When water is scarce or polluted, or when people have unequal, or no access, tensions can rise between communities and countries. More than 3 billion people worldwide depend on water that crosses national borders. Only 24 countries have cooperation agreements for all their shared water. Water might can create peace or spark conflict, which depends on how people deal with challenges or crises. Collaboration is an initiative step towards a harmony, generating prosperity and building resilience to shared challenges.
The River Chief System (RCS) is an outstanding practice of China to implement a coordination mechanism among all stakeholders for a joint contribution to a sustainable development of rivers and lakes in China.
From the report 'Partnerships for Plastic Pollution Control in the Yangtze River', it is quoted, "The River Chief System is an organisational structure that was introduced in the early 2000s as an experiment to support the protection and environmental management of rivers and lakes in China". GWP China Yangtze River Basin and GWPO reveal us methodologies and cases of strengthening coordination by using the River Chief System that has an effective control over pollutions in the river basin.
According to the report, in 2016, the central Government released the document "Opinions on full implementation of the River Chief System across the country", marking the start of a rapid transition of the RCS from a localised emergent policy experiment to nationwide action. By 2021, there were more than 1.2 million river chiefs in China.
The System relies on a five-level organisational structure of river chiefs: provincial, municipal, county, township, and village. River chiefs at different levels are assigned to take responsibilities for the management and protection of rivers and lakes in their jurisdictions. Their "six main tasks" include strengthening water resource protection, river and lake shoreline management and protection, water pollution prevention, water environment governance, water ecology restoration, and law enforcement and supervision. Since the expansion of this system nationwide in 2016, the condition of rivers and lakes in China has continued to improve significantly, proving the effectivity of the RCS for solving complex collaborative problems in water pollution control.
For rivers within one province, the System can use the authority of the higherlevel Government to break the administrative barriers, and implement the management and protection tasks in a coordinated way through the RCS responsibility chain at provincial, municipal, county, township, and even village levels. For trans-provincial rivers (for instance the Yangtze River, which crosses 11 provinces), the RCS can further assist watershed management agencies by providing guidance, coordination, supervision, and monitoring roles. It can help establish the trans-provincial river environmental pollution collaboration mechanism with provincial RCS, to overcome the fragmentation of management between upstream and downstream areas, and achieve trans-provincial coordination and synchronisation of environmental pollution management measures, thus promoting the holistic management of the whole basin from the source to the sea.
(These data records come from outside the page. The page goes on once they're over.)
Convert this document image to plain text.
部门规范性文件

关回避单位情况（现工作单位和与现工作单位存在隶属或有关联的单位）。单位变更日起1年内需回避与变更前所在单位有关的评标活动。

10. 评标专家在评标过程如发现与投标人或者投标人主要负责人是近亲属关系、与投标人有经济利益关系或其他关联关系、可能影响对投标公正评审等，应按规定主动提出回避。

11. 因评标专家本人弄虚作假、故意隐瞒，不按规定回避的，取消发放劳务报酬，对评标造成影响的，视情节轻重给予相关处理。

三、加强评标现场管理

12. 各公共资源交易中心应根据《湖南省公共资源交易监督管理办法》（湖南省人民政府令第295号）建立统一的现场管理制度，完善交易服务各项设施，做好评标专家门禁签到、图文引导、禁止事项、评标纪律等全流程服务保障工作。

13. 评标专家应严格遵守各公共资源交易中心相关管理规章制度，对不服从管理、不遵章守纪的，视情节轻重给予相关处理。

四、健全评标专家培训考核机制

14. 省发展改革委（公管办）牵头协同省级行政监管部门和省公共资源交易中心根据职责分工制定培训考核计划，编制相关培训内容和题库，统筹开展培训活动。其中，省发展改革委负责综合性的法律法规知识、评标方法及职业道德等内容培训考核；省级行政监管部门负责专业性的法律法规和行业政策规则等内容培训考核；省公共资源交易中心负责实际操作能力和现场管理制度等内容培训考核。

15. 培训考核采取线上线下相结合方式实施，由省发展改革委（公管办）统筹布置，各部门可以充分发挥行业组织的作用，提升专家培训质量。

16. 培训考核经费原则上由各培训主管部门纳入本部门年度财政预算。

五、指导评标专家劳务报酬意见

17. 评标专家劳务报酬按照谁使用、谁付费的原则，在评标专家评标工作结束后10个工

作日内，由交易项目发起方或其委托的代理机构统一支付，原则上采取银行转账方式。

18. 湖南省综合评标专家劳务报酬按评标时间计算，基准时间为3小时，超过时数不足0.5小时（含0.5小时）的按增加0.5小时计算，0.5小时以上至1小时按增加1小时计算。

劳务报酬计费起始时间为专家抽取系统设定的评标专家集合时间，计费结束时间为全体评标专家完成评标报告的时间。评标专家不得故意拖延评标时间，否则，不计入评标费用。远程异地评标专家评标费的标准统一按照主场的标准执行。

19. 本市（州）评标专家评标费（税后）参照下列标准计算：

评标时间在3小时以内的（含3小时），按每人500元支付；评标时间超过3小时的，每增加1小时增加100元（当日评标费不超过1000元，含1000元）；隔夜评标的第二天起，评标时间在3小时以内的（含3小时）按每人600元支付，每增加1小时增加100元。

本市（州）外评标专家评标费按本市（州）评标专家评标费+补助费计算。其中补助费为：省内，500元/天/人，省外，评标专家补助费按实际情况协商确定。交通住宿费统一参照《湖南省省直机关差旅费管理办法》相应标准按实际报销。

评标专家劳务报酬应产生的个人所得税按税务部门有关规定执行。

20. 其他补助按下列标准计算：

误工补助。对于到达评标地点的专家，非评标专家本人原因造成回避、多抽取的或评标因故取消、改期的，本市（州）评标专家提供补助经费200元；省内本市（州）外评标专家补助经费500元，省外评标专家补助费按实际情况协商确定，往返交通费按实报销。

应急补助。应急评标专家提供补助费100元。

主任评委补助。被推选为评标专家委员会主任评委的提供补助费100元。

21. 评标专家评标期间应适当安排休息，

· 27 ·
The RCS actively encourages enterprises, social organisations, the public, and other stakeholders to participate in river and lake protection, management, and supervision. In recent years, groups of "enterprise river chiefs" and "civil river chiefs" have been selected, a collaborative platform for river protection volunteers has been set up, and special training and exchange of experience in river management and water protection have been organised. In addition, the river chief actively invites enterprise river chiefs, volunteers, and representatives of public welfare organisations to participate in joint meetings of the watershed RCS, to guide and encourage enterprises to actively fulfil their social responsibilities, and jointly create a good social atmosphere to manage and protect water environment.
The RCS views improving the environmental situation from the source to the sea as results-oriented, through the step-by-step development of a river and lake management and protection work implementation plan, sound linkage mechanism, clear assessment system, joint action, etc., to promote collaborative management and protection from the source to the sea.
The story of the River Chief System perfectly echoes the UN's thematic article for the World Water Day 2024, "When we cooperate on water, we create a positive ripple effect – fostering harmony, generating prosperity and building resilience to shared challenges. We all need to unite around water and use water for peace, laying the foundations of a more stable and prosperous tomorrow."